Putting up the workspace
By Ian Provencher
Most personal sites are a résumé with better fonts. I wanted the opposite: a public workspace that shows the actual machinery — the repos I build in the open, the tools I run, the schedules that run themselves, the architectures behind all of it — without me re-typing any of it by hand.
So the rule this site is built on is simple: it never duplicates the truth. The data already lives somewhere I maintain it — my command center, my infrastructure, GitHub. This site is a render layer over that, published through a gate that only ever lets the safe parts out.
Everything, one tile at a time
The home page is a grid of sections. Some are live; most say in build. That’s not a placeholder apology — it’s the design. Adding a new section is one line in a registry file. The navigation, the landing grid, and even the “in build” page all read from that one list.
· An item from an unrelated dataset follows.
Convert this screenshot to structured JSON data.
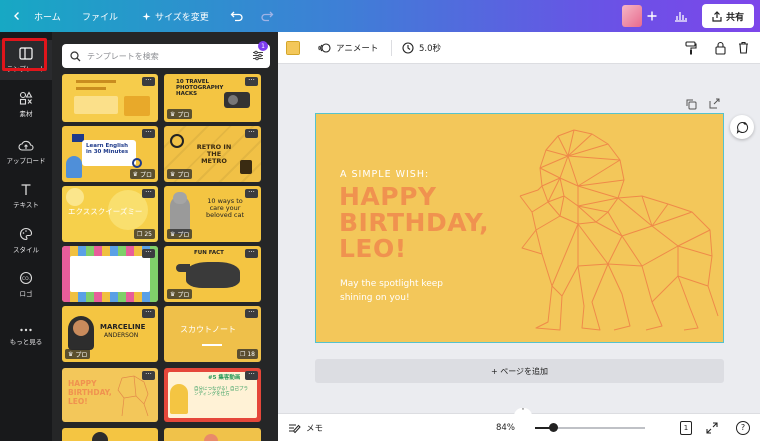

Nothing is a rewrite; everything is additive.
It means I can put the skeleton up today and let it fill in for months — a new architecture diagram here, a pinned article there, a field note like this one — without ever tearing anything down.
What’s real so far
The architectures are interactive: click a node, step through how the thing actually works. The tools are the real kit, linked to the live demos where they exist. The repos are whatever I’ve got public.
The blog you’re reading — and a news feed, a favorites board, and a window into my command center — are next. This is the first note. More when there’s something worth writing down.